Alaska's Golden Promise May Be Turning to Dust

August 16, 1994

THE spectacular mountain scenery of Chugach State Park may soon cease to be free. Here and at other well-visited sites, the Alaska Division of Parks has begun to erect toll gates and charge fees.

At Chugach, the most visited destination in Alaska's vast state park system, only four rangers now patrol the 495,204 acres of peaks, glaciers, lakes, streams, and meadows. In 1983, there were 14 rangers. Funding for all state parks has shrunk by a third since 1985.

From parks to prisons, Alaska government services have been slashed, despite a growing population and increased needs.

The capital budget passed by the legislature this spring was a bare-bones $100 million, less than one-sixth of last year's level and a radical departure from the past few years, when expansion-minded Gov. Walter Hickel (Ind.) touted ambitious megaprojects like an undersea water pipeline to California. Now state officials are talking openly about re-imposing the income tax that was repealed in 1980.

How did such a situation arise in this oil-rich state almost as famous for its lavish government benefits as for its natural beauty?

Some 85 percent of the state's operating revenue comes from royalties, taxes, and fees generated by North Slope oil production, and world oil markets have been unkind to Alaska recently. For a period this spring, North Slope crude prices dipped to a five-year low. Prospects for higher prices are dim, and for each annual $1 drop in oil prices, the state loses an estimated $150 million in anticipated revenues, according to the Alaska Department of Revenue.

One crisis came to a head last spring, when the State Supreme Court ruled that the Republican-led legislature and Governor Hickel illegally appropriated about $1 billion, mostly for capital projects last year, from a special budget-reserve fund. The legislature was forced to repay the money to the reserve fund, erasing nearly a third of the $3.75 billion budget. In a torturous legislative compromise, the funds for this year were freed with proceeds from settlements of back oil taxes.

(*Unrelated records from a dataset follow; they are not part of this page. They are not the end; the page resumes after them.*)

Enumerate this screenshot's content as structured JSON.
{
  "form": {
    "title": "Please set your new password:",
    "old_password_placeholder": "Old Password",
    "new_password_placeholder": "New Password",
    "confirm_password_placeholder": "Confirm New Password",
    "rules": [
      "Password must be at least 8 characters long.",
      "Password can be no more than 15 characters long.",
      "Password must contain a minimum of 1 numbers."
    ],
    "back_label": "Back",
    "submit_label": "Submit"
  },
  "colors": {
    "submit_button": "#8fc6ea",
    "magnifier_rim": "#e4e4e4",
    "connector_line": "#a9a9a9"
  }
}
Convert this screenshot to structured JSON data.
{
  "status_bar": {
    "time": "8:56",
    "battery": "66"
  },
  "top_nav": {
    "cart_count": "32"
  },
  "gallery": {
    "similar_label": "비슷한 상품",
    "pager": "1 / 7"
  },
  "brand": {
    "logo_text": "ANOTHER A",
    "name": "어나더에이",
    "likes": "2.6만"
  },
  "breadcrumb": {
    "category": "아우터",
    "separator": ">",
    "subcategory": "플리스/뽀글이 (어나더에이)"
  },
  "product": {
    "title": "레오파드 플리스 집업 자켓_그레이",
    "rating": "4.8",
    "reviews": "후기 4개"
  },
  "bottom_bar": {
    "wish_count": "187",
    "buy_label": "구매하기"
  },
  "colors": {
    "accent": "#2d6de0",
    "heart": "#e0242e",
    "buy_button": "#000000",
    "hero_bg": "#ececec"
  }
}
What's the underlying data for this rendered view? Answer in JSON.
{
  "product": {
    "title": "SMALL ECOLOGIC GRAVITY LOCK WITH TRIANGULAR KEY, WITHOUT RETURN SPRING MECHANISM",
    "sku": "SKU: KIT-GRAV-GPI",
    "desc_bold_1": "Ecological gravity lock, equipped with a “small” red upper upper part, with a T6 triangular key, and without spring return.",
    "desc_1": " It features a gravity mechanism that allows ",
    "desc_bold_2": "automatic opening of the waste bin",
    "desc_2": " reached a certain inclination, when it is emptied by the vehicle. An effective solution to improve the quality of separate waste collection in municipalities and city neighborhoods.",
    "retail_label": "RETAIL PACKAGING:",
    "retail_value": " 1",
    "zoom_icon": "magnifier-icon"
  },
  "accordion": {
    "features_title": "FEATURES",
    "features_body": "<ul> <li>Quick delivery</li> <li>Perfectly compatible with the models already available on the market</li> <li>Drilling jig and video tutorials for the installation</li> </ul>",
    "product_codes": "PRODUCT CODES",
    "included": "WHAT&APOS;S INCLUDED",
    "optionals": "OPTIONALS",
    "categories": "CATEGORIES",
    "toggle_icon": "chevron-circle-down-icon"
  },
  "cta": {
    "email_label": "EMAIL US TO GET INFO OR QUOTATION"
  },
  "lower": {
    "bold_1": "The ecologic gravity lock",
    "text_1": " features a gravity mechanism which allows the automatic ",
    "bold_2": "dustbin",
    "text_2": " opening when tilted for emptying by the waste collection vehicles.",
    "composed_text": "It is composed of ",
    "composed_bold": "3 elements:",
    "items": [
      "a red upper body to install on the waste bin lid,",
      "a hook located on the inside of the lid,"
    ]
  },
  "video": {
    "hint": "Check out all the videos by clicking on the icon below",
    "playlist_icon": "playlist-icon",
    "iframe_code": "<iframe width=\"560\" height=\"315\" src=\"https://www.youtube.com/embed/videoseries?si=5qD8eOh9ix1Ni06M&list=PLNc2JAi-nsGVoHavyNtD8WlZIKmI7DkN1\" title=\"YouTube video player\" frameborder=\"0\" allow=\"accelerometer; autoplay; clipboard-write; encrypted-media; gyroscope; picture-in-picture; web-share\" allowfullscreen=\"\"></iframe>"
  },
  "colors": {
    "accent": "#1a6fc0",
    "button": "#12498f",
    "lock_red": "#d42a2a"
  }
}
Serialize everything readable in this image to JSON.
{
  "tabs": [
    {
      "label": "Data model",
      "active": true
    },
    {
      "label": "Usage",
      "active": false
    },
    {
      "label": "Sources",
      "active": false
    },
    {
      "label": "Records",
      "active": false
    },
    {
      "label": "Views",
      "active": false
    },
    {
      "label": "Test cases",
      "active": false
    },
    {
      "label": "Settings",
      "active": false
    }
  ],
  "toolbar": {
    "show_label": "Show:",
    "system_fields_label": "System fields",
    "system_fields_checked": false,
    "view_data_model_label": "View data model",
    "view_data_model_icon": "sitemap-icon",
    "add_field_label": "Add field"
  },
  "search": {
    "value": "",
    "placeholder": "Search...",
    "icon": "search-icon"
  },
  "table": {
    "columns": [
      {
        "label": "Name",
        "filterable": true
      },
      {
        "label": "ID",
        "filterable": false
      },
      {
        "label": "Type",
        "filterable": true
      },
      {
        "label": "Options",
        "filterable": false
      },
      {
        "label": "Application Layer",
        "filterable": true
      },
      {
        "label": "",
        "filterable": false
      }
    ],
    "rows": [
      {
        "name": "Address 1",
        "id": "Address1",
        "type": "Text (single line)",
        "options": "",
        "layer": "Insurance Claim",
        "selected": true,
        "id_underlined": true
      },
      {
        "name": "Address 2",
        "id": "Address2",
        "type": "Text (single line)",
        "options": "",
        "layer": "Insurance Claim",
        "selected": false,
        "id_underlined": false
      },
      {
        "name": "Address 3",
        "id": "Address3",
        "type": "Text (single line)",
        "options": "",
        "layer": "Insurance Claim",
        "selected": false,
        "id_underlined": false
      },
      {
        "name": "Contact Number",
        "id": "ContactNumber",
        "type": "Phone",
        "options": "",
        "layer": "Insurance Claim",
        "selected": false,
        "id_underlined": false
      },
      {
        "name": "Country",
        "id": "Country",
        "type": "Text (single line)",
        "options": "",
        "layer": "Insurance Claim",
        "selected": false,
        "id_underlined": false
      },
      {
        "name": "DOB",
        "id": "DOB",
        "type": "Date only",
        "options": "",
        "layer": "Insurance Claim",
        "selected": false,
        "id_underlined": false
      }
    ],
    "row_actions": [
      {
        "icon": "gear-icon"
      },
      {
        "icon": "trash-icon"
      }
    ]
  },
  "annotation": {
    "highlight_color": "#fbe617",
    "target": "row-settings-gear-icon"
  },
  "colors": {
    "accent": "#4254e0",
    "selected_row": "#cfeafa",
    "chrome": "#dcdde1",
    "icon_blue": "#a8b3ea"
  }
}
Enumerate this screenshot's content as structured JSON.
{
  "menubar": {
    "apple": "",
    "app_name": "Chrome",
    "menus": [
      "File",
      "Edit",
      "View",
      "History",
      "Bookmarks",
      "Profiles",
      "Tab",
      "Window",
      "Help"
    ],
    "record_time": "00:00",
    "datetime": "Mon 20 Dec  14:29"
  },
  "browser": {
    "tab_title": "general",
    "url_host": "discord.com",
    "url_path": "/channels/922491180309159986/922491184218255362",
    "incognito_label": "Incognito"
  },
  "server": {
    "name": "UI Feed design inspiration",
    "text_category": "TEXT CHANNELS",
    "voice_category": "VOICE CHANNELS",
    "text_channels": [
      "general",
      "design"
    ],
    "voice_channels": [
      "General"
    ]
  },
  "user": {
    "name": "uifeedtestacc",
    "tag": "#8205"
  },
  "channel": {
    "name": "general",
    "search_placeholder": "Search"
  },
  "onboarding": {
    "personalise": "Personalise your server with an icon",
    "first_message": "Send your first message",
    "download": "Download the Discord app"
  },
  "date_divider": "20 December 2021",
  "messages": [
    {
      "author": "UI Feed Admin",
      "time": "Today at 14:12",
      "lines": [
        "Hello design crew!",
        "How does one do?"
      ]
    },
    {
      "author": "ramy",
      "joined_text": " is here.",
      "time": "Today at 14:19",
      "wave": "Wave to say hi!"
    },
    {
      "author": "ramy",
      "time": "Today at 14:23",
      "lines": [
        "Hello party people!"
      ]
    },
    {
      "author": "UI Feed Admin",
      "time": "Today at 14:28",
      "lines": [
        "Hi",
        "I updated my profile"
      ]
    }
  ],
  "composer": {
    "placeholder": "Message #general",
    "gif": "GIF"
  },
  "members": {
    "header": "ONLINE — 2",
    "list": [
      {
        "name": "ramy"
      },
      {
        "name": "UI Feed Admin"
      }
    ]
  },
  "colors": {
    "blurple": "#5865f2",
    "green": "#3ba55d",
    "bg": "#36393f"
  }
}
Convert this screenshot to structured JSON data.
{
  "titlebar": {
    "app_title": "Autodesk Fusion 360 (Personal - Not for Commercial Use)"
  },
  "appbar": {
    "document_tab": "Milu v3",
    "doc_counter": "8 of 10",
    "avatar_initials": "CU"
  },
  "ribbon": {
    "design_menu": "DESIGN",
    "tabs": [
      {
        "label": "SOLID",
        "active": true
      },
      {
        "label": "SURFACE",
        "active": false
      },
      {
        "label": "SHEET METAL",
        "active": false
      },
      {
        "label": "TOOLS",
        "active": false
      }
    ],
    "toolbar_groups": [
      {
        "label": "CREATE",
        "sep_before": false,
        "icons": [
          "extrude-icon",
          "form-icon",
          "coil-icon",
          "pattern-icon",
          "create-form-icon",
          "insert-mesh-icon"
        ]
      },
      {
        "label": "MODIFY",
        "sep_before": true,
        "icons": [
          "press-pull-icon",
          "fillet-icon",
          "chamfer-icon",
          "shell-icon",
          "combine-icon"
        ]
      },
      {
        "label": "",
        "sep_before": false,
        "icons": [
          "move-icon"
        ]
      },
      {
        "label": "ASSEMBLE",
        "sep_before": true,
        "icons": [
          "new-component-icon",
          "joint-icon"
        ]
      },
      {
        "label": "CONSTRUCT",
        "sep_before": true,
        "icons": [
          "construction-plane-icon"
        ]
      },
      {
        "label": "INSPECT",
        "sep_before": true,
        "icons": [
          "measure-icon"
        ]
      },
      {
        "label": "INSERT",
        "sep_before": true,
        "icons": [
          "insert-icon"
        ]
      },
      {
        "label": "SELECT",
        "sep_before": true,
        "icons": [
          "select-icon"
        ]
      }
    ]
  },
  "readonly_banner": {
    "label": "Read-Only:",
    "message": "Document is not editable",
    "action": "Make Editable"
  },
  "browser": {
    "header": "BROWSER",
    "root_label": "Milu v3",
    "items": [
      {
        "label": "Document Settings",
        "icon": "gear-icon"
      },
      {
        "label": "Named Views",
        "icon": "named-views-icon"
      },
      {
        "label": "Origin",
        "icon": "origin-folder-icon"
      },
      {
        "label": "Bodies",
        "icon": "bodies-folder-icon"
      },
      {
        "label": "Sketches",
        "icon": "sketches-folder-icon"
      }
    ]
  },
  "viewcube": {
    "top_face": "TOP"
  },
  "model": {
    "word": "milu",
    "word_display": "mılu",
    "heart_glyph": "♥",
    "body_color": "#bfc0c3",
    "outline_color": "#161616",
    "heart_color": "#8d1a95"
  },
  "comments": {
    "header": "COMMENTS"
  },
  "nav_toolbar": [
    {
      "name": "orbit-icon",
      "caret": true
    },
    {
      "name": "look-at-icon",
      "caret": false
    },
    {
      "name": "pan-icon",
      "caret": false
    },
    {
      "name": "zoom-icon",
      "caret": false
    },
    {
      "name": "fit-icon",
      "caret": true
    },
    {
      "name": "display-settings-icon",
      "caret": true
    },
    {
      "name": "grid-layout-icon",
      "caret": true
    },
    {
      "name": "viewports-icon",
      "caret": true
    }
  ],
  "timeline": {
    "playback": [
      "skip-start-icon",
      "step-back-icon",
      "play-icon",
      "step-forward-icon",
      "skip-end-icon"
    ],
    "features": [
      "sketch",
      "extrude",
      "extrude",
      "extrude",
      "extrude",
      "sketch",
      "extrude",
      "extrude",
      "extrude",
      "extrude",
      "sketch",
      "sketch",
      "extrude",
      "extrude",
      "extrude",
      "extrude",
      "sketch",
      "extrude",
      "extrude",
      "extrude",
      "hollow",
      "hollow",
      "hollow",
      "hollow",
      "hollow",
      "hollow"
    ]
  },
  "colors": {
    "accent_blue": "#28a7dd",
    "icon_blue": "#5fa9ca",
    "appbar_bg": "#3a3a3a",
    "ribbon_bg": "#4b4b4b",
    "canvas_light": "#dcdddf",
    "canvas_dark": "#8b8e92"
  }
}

The legislature has spent approximately $1.5 billion more in the past two years than the state received in oil and other revenues, according to preliminary estimates.

More ominous is the inevitable decline of Alaska's main cash machine, the giant Prudhoe Bay oil field. The 1968 discovery touched off Alaska's legendary oil-pipeline construction boom, but its wealth is waning. Production at the field peaked at 1.5 million barrels a day and began to decline in 1989. The field now yields about 1.1 million barrels a day.

The Prudhoe discovery also fueled unique and generous spending programs that Alaskans are loathe to relinquish. Rather than pay state taxes, they receive money from the state, which has by far the nation's highest per-capita government spending. All residents are entitled to annual dividends from the state's $14 billion oil trust account, the Alaska Permanent Fund, which was set up in 1977 in the hopes that not all of Alaska's oil wealth would be squandered. Last year's annual dividend was $949.46.

There are other generous programs, such as the state's $250-a-month ``longevity bonus'' given every Alaskan 65 and older. The planned curtailment of that program has sparked opposition from aging residents.

``As time goes by and we let things slide, we are compromising our options in the sense that we become more and more dependent on future sources of revenue,'' University of Alaska, Anchorage economist Scott Goldsmith says.

Mr. Goldsmith has advised a sweeping reorganization to cut government spending, reimpose the income tax, and end or cap the Alaska Permanent Fund dividend to gradually remove the state's high-octane diet. The alternative would be a shocking economic crash, he says.

Alaskans may be mentally prepared for some of the changes, he says. ``I think the state has matured in many ways.'' Some politicians, for example, say voters are no longer as opposed as they once were of a reimposed income tax.

``I think [that] in most districts the number of people who are supporting an income tax is coming up. There just aren't many alternatives out there,'' says David Finkelstein, a Democratic state legislator from Anchorage who advocates the measure. ``I'm not sure the majority of the people in my district support an income tax, but I think eventually they will. It's because the other alternatives are so bleak.''

The state may be moving to a new kind of economy, away from big government spending and oil boom toward a more modest economy based on tourism, transporation, and communications.